18 paesi hanno votato a favore della proposta della Commissione, 9 contro (tra cui Francia, Italia, Austria, Belgio, Lussemburgo) e uno si è astenuto (Portogallo). La Germania ieri ha votato a favore, facendo pesare la bilancia a favore del rinnovamento della licenza, mentre nelle votazioni precedenti Berlino si era astenuta.

La Germania ha cambiato posizione dopo aver fatto introdurre nel testo del rinnovamento un vago riferimento al «rispetto della biodiversità».

La Germania, con Gran Bretagna, Olanda, Spagna, Danimarca, ha fatto la scelta dell’industria contro la salute.

È la conseguenza della fusione Monsanto-Bayer, gigante tedesco (e probabilmente anche del fallimento delle trattative tra la Cdu di Angela Merkel e i Grünen per la formazione del nuovo governo). «Uno scandalo» hanno commentato le organizzazioni ambientaliste.

È «la vittoria del business contro la scienza» ha affermato l’eurodeputato José Bové.

La Francia, sconfitta, vuole continuare da sola: «Poco importa il voto di oggi – ha detto la sottosegretaria, Brune Poirson, del ministero dell’Ecologia – la Francia è decisa a uscire dall’utilizzazione di questa sostanza in meno di 5 anni».

Per il Lussemburgo, malgrado il voto, «la lotta continua». Il Parlamento europeo ha l’intenzione di chiedere una commissione d’inchiesta per avere un accesso agli studi scientifici sul glifosato.

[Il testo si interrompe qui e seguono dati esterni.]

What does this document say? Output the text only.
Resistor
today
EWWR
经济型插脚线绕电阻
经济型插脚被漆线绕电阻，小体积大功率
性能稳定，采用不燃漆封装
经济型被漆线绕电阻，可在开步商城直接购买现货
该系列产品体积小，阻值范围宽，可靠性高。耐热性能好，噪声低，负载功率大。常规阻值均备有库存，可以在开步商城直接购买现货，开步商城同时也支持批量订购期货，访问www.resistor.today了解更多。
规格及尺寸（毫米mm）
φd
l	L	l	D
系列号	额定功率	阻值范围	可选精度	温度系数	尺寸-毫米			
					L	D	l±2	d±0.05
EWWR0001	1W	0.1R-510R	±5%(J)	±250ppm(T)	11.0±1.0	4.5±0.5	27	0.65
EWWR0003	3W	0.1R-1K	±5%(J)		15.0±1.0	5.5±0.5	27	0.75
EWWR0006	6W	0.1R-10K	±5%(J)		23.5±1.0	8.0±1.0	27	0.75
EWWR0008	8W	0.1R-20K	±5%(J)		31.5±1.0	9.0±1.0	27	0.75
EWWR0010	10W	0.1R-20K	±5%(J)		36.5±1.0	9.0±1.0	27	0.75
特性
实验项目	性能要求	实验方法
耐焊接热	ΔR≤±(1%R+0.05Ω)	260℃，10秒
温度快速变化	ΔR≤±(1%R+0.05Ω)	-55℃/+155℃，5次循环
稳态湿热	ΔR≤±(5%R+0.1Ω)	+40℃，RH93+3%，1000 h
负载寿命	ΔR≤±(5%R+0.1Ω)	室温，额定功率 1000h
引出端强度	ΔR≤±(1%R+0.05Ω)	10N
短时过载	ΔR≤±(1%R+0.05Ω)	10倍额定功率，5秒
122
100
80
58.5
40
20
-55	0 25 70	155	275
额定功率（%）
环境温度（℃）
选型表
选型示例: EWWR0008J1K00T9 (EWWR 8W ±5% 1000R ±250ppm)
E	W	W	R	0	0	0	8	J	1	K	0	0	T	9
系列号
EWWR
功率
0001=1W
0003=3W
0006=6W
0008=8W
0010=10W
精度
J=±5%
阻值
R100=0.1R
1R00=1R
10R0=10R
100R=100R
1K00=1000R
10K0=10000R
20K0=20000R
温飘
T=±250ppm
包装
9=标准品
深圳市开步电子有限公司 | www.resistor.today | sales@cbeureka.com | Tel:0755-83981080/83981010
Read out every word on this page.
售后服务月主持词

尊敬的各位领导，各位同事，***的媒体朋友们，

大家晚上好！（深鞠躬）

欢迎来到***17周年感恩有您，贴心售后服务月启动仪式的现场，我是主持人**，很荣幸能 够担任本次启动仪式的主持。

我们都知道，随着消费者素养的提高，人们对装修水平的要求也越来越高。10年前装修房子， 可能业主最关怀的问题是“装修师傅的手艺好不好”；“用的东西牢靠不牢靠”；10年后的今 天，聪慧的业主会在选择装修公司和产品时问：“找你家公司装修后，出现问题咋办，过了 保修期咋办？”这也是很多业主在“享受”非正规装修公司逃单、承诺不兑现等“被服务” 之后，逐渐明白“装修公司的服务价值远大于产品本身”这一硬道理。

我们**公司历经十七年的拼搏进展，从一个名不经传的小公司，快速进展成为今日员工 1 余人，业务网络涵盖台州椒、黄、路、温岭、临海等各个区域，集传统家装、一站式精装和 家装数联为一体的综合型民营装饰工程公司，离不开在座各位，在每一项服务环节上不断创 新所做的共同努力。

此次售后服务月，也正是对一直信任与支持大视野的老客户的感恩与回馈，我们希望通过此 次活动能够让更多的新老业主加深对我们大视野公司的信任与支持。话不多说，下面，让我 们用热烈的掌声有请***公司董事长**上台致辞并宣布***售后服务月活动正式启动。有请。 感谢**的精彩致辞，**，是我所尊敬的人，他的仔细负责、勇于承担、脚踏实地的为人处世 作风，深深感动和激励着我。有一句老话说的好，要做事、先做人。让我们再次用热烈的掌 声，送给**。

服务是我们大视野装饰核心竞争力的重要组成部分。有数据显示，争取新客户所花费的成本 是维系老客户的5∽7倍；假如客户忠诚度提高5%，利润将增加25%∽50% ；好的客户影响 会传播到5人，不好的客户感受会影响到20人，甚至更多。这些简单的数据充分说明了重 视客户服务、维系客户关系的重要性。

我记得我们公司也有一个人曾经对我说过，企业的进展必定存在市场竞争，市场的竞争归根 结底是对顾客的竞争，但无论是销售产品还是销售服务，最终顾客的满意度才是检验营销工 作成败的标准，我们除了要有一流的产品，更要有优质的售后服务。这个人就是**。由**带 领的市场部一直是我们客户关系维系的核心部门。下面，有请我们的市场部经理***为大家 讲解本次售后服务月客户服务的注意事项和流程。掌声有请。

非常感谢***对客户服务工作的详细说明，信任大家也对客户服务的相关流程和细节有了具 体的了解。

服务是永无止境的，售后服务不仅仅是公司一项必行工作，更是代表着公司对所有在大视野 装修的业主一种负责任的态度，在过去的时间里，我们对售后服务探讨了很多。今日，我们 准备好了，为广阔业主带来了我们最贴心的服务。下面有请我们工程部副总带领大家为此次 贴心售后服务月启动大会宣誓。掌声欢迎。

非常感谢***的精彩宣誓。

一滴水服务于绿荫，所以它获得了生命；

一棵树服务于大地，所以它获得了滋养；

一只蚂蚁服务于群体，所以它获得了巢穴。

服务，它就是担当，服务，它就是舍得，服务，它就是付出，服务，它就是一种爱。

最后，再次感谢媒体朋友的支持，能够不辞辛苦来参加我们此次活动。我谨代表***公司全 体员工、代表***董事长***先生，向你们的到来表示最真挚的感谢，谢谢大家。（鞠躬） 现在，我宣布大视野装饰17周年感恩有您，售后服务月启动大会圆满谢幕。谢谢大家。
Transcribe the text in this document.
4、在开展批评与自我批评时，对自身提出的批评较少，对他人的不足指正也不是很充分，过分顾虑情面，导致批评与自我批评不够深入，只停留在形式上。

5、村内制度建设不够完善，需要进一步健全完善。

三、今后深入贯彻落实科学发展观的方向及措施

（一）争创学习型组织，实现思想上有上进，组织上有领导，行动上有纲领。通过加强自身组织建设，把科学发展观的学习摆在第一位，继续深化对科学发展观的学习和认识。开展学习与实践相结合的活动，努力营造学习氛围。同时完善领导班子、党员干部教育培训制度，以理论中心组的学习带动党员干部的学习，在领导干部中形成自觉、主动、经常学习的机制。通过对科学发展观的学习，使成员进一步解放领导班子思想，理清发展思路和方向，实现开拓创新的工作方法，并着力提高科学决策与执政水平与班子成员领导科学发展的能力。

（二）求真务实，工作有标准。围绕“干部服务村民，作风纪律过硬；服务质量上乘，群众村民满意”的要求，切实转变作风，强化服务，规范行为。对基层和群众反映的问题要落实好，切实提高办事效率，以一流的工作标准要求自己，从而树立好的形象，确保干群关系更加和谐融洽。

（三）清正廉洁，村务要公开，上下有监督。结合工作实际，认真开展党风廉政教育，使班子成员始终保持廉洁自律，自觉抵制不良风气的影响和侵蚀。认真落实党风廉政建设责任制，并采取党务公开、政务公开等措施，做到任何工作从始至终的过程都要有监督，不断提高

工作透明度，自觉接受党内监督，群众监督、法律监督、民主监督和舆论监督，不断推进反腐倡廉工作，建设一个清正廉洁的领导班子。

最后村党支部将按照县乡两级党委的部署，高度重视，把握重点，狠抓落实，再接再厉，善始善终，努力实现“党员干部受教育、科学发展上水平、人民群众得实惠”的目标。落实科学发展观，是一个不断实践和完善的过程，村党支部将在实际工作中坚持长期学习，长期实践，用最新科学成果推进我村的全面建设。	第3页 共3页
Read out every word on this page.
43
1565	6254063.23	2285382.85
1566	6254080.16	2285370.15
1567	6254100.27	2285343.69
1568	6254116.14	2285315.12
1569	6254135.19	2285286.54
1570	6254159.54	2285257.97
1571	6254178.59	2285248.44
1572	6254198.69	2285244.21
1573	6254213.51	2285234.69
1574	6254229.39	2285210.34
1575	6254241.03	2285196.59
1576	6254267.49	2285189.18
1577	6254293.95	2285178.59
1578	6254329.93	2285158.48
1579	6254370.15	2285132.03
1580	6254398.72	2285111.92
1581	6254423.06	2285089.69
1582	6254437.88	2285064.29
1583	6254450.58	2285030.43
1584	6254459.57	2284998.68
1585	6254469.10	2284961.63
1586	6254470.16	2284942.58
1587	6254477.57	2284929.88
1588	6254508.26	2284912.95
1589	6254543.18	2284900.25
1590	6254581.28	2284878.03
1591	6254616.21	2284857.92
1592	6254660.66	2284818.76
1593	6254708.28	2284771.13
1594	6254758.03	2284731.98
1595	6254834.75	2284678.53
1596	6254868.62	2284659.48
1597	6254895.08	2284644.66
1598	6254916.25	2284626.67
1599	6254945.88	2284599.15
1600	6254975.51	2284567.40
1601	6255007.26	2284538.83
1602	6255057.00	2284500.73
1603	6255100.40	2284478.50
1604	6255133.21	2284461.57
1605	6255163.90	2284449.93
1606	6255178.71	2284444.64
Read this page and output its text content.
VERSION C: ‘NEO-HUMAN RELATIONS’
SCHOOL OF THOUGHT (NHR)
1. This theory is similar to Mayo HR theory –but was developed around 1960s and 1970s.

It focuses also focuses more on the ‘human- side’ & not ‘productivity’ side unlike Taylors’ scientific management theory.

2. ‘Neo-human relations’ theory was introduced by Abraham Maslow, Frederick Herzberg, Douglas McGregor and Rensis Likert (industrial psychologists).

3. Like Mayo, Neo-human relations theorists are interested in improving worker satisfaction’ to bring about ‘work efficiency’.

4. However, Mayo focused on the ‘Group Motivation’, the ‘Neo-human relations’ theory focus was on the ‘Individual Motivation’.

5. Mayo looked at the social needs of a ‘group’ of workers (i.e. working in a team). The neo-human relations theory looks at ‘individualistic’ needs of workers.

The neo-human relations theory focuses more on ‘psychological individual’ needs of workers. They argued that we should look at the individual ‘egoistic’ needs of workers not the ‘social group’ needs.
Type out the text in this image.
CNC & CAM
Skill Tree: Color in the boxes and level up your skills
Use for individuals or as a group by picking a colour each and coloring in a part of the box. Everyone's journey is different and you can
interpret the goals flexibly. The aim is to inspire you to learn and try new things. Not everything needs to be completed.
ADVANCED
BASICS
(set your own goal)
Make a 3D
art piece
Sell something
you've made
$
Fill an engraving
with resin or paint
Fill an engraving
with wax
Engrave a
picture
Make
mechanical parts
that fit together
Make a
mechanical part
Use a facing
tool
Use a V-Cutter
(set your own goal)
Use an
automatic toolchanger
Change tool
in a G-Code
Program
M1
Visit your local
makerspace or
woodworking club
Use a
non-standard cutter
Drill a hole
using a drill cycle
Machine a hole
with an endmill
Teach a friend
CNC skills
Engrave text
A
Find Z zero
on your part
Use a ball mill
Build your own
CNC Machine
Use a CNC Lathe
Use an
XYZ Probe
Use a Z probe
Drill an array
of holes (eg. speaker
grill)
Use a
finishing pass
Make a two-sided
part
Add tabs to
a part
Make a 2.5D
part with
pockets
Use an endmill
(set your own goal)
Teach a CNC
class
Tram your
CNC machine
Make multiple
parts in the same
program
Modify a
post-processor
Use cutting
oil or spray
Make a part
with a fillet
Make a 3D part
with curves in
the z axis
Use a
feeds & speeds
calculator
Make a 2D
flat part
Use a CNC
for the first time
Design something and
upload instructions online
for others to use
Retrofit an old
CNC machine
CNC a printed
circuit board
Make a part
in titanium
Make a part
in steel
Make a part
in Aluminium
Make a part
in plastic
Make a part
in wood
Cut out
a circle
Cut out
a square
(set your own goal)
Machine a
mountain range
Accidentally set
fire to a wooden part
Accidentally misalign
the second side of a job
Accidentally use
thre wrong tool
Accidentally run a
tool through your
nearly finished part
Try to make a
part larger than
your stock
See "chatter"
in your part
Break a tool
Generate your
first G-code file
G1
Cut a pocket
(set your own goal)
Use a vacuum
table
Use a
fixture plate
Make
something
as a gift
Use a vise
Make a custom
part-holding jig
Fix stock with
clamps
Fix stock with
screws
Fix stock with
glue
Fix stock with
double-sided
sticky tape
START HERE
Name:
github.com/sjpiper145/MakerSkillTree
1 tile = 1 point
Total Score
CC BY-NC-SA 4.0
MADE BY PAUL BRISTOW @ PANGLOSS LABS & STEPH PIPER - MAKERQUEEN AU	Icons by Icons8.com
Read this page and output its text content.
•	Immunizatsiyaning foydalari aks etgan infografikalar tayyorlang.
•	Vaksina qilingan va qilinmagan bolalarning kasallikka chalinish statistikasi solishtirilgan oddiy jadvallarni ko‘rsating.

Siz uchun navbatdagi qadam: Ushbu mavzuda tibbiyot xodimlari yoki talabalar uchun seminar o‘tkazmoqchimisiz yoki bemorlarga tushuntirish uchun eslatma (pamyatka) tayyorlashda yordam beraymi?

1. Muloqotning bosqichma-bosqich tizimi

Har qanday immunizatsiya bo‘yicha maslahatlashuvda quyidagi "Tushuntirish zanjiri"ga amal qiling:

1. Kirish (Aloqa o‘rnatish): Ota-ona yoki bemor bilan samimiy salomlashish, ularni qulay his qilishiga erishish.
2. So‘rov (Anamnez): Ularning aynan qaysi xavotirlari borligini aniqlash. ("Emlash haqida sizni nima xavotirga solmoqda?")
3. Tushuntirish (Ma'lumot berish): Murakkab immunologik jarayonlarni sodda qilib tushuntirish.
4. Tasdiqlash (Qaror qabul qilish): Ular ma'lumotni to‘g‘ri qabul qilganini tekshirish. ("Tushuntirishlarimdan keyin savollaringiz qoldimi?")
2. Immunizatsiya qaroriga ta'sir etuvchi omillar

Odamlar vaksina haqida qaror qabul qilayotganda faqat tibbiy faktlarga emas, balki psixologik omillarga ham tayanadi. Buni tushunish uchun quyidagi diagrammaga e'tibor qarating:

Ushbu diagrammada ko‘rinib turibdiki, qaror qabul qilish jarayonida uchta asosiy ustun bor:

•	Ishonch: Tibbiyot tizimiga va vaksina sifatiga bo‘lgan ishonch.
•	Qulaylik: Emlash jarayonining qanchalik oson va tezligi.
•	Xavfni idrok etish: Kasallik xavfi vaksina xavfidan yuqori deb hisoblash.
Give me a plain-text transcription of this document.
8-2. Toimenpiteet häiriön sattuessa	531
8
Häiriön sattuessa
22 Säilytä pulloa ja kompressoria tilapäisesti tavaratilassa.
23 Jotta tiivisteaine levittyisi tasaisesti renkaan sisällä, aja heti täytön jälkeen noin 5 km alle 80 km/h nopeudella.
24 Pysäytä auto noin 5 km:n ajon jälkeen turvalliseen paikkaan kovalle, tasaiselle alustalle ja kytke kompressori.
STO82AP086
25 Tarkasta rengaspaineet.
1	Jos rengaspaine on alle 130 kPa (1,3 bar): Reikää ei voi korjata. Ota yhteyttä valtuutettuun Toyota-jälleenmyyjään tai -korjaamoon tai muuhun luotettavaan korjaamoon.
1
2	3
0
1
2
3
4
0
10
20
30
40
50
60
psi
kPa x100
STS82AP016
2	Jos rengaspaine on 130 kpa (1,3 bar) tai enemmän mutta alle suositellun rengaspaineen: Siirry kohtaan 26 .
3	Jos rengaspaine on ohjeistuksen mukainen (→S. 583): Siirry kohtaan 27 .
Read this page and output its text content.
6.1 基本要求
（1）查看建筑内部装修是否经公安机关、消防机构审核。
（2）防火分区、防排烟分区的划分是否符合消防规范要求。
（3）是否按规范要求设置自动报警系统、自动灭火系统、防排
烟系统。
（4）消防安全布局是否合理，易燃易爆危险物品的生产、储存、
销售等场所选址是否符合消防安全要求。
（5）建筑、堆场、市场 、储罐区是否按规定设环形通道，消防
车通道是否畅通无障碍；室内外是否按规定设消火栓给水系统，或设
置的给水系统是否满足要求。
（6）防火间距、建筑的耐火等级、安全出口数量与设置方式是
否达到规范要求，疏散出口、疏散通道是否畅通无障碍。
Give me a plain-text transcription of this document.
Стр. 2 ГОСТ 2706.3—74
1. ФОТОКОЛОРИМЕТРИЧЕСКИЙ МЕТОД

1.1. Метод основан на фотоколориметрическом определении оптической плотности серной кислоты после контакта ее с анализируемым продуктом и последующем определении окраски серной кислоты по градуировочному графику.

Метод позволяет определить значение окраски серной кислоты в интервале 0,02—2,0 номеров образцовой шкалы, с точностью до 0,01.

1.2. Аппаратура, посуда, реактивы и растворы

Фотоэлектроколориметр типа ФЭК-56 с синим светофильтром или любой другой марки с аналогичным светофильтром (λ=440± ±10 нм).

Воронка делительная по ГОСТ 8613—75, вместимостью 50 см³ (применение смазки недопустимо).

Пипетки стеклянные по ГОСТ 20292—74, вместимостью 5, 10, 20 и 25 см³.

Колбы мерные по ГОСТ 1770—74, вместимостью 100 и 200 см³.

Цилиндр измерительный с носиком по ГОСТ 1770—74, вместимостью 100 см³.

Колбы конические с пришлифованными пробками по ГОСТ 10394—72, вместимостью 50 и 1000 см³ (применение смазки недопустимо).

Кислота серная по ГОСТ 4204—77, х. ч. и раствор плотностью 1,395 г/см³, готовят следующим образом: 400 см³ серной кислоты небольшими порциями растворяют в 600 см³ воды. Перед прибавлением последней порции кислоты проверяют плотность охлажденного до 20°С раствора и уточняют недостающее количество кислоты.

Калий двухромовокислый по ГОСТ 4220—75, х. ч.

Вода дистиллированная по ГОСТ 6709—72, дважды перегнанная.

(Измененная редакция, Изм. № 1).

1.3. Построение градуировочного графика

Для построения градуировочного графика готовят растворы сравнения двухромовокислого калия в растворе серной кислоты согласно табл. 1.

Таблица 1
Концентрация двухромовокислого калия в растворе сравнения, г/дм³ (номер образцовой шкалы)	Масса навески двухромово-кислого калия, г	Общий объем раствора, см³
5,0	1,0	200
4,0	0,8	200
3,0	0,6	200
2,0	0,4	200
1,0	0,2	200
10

FINISCE COSÌ, dopo due anni di polemiche, il braccio di ferro attorno al pesticida prodotto dalla Monsanto, che l’Oms (Organizzazione mondiale della sanità) considera cancerogeno, ma che gli esperti della Ue hanno al contrario promosso sulla base di expertises che però non erano altro che un copia-incolla di documenti prodotti dalla stessa Monsanto.

Lo scandalo del copia-incolla è esploso al parlamento europeo a ottobre, durante le audizioni degli esperti, grazie alle rivelazioni, uscite un mese prima, dell’ong austriaca Global 2000.

A fine ottobre, sull’onda di una petizione di cittadini con più di un milione di firme contro il glifosato, l’Europarlamento aveva votato una risoluzione, non vincolante, dove chiedeva alla Commissione di «adottare le misure necessarie all’eliminazione progressiva della sostanza attiva glifosato nell’Unione europea entro il 15 dicembre 2022 al più tardi, e di assicurarsi che l’utilizzazione di glifosato venga proibita a partire da questa data».

I 5 anni di tempo che il Parlamento aveva accettato di concedere al glifosato sarebbero serviti a esaurire le scorte di questo prodotto e a dare il tempo all’agricoltura intensiva di trovare altre soluzioni.

Con il voto di ieri, i 28 paesi membri cancellano questa richiesta dell’Europarlamento.

Ora il glifosato è autorizzato per altri 5 anni, e nel 2022 si ricomincerà il braccio di ferro per cercare di bloccare il pesticida. Così, se nel 2022 ci sarà un voto favorevole all’abolizione di questa sostanza attiva, ci vorranno ancora altri 5 anni per esaurire le scorte: le lobbies ottengono quello che volevano, ancora 10 anni di utilizzazione senza intralci.

La Commissione, addirittura, in un primo tempo aveva proposto di rinnovare la licenza per 15 anni, poi, su pressione di Francia e Italia, aveva accettato 10 anni, poi 5. Ma, nei fatti, il risultato è quello che voleva Monsanto.

LA COMMISSIONE, ieri, si è detta «soddisfatta, sollevata», dal risultato del voto, che evita a Bruxelles una decisione difficile: se il voto fosse stato negativo, come le volte precedenti (i 28 erano all’ottava votazione), la Commissione avrebbe dovuto decidere da sola, imponendo una scelta non condivisa da tutti.

C’era anche la possibilità di non decidere, lasciando che la licenza arrivasse alla scadenza, il 15 dicembre (con l’eliminazione nel giro di 18 mesi).

Ma in questo caso, c’erano già schiere di avvocati delle 24 società agro-chimiche che commercializzano questo pesticida pronti a fare causa alla Ue, con la prospettiva di una multa per la Ue che avrebbe potuto arrivare ai 15 miliardi di euro.